Auch im kulturellen Umfeld des Judentums und des Christentums sind humorvolle Verkehrungstexte und -rituale bekannt. Sowohl in Griechenland als auch im römischen Reich. Eine herausragende Rolle spielte dabei etwa seit dem 2. Jahrhundert v.Chr. das Fest zu Ehren des Gottes Saturn. Die Rituale dieses Festes, die so genannten Saturnalien, beeinflussen bis heute unsere Feste wie Weihnachten und Karneval. Man beschenkte sich gegenseitig, es gab ausufernde Schlemmereien, exzessive Trinkgelage, Glücks- und Würfelspiele waren sowohl unter den Freien und den Sklaven als auch in gemischten Gruppen erlaubt. Sklaven_innen aßen mit am Tisch ihrer Herren, ja es wurden sogar die Rollen vertauscht, dass die Herren ihre Sklaven_innen einen Tag lang bedienen mussten.

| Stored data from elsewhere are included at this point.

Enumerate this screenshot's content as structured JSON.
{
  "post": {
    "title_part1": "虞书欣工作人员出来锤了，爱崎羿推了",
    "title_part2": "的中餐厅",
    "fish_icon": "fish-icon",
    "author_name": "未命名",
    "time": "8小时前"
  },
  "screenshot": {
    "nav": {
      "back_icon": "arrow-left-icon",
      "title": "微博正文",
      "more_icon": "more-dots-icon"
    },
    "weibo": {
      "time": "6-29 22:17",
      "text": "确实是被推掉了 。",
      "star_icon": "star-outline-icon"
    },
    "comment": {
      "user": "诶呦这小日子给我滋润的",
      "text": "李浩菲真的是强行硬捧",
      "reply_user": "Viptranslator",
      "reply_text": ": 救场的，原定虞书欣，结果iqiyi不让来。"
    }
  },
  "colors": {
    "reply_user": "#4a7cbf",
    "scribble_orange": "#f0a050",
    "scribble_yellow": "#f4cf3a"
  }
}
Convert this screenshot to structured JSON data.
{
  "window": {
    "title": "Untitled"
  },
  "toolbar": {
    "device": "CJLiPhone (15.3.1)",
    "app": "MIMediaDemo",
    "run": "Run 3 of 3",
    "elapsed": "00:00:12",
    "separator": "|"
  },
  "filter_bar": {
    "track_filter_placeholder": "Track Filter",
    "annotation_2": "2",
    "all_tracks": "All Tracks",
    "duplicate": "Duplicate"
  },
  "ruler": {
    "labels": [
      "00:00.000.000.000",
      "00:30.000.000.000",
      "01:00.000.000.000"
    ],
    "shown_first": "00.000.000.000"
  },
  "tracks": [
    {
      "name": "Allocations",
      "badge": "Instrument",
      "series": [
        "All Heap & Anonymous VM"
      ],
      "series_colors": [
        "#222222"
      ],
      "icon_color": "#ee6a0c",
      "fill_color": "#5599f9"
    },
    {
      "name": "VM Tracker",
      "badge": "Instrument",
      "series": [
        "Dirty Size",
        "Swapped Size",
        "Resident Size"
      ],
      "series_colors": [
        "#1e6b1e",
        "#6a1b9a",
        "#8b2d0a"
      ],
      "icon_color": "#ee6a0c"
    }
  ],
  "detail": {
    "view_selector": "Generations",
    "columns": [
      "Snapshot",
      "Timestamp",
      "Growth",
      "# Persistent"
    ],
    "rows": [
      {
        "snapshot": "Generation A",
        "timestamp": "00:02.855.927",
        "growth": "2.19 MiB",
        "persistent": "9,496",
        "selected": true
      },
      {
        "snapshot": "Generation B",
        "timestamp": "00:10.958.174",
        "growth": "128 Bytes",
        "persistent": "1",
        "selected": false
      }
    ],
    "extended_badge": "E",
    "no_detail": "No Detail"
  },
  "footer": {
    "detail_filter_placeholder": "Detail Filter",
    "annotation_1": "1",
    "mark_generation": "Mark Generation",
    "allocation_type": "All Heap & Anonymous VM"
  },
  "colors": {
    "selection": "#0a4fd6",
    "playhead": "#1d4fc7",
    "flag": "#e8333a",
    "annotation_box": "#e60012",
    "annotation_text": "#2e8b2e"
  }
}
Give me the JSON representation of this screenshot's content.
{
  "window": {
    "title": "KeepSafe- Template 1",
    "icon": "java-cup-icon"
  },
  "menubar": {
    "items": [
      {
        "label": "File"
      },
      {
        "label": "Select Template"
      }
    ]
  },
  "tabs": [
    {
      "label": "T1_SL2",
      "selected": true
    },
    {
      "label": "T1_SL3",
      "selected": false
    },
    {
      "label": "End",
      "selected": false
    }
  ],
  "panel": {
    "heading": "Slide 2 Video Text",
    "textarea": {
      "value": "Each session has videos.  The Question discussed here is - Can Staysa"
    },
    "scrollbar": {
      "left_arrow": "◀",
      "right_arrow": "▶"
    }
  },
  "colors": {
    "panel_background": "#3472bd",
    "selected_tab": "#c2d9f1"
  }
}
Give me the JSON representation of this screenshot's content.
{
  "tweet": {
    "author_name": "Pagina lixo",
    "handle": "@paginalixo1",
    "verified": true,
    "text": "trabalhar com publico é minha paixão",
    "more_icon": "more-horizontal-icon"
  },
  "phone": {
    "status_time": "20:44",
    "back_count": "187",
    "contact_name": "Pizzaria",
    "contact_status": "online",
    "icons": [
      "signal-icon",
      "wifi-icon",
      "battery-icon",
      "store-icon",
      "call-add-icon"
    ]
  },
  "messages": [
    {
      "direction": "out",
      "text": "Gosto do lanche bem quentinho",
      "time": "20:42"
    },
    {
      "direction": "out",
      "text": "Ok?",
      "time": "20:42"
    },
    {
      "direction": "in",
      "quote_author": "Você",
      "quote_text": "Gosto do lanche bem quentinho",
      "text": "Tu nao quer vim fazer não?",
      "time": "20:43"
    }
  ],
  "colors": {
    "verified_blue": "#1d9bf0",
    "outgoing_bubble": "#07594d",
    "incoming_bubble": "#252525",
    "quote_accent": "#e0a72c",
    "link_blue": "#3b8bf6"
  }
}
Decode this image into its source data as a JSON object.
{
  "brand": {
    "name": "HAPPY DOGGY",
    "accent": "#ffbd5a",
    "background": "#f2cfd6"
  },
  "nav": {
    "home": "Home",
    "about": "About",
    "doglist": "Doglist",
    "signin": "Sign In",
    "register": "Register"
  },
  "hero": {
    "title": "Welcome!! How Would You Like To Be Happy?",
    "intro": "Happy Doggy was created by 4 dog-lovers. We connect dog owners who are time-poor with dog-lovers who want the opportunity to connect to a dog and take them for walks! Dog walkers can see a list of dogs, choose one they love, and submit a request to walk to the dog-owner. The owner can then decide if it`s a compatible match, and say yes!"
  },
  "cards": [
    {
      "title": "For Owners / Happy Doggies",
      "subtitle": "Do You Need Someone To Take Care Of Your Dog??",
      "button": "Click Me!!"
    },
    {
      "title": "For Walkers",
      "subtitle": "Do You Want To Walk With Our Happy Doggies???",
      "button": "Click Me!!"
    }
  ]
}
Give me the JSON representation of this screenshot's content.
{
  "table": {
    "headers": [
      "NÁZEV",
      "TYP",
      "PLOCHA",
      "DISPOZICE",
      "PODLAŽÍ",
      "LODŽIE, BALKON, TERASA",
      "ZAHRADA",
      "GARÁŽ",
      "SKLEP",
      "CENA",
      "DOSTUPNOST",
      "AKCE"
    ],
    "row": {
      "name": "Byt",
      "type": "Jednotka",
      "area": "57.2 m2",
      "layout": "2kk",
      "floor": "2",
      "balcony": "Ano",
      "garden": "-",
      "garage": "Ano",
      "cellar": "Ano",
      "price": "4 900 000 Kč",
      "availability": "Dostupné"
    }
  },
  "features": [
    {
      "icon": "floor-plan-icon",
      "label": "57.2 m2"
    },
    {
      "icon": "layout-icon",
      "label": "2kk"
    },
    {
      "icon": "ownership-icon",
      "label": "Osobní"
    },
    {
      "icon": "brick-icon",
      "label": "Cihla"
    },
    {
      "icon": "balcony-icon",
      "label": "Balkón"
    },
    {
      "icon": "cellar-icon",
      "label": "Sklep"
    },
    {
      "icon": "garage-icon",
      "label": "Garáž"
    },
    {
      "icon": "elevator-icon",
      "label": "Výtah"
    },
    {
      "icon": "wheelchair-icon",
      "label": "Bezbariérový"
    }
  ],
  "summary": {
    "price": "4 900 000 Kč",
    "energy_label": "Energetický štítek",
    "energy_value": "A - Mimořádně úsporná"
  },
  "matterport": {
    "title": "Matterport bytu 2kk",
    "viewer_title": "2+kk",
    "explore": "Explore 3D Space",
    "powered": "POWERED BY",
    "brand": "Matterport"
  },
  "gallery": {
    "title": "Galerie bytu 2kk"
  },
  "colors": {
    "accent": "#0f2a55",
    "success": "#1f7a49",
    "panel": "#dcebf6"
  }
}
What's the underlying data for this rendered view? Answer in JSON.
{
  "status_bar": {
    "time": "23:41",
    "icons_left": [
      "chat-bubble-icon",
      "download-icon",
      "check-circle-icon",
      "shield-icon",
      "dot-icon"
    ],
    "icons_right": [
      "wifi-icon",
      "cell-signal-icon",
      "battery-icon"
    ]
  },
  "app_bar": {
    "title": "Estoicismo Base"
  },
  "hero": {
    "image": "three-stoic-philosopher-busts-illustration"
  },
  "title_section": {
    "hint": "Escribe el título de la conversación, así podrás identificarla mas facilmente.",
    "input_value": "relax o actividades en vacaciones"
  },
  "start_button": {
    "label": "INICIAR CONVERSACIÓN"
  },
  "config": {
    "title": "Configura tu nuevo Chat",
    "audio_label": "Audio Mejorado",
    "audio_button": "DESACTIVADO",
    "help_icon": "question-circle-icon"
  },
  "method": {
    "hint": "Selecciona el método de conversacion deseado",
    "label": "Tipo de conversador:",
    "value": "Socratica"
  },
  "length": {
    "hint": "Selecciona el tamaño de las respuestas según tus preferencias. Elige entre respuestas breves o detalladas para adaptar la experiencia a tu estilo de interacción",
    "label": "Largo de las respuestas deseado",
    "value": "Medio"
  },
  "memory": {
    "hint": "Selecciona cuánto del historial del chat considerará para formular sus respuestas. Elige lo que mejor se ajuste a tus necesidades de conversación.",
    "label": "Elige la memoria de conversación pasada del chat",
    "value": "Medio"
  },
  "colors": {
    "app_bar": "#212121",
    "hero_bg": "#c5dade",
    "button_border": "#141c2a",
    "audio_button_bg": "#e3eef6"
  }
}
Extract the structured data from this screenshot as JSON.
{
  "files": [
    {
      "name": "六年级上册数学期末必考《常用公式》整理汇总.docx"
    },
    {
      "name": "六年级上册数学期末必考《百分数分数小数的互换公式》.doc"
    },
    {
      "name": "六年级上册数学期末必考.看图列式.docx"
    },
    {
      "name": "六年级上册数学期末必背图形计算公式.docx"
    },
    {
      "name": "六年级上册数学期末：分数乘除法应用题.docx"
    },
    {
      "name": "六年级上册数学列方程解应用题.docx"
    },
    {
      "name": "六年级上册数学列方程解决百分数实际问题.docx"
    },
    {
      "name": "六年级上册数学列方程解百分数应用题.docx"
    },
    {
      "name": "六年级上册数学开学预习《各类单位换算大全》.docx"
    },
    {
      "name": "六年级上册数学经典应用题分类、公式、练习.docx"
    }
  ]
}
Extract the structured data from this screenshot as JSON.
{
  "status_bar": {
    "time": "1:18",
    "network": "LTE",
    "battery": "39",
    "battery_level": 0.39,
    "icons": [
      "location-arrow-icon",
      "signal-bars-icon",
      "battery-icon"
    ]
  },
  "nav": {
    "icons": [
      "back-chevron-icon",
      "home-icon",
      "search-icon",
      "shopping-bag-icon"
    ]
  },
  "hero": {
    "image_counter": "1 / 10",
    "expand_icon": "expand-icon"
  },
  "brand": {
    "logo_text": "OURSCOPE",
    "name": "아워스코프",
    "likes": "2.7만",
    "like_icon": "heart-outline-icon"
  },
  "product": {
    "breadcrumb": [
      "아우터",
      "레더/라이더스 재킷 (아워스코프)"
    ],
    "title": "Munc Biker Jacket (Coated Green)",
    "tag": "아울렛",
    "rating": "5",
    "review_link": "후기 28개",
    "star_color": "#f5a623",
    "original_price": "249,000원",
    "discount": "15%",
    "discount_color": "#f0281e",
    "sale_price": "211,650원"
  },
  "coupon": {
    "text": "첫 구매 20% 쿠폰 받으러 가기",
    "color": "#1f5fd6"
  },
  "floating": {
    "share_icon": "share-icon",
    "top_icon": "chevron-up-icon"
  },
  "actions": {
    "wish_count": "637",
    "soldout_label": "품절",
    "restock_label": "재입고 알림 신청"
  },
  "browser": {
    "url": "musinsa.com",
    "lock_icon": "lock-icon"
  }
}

Sklaven_innen übernahmen symbolisch öffentliche Ämter und sprachen Recht – vergleiche die Besetzung der Rathäuser heutiger Fastnacht. Im Grunde die „blanke Anarchie“. Es wurde gelacht und gefeiert „was das Zeug hält“. Eine verkehrte Welt und ein bisschen Schlaraffenland, aber auch: das Chaos als Utopie, wo alte Ordnungen für kurze Zeit aufgelöst und das Neue als Anschein etabliert werden.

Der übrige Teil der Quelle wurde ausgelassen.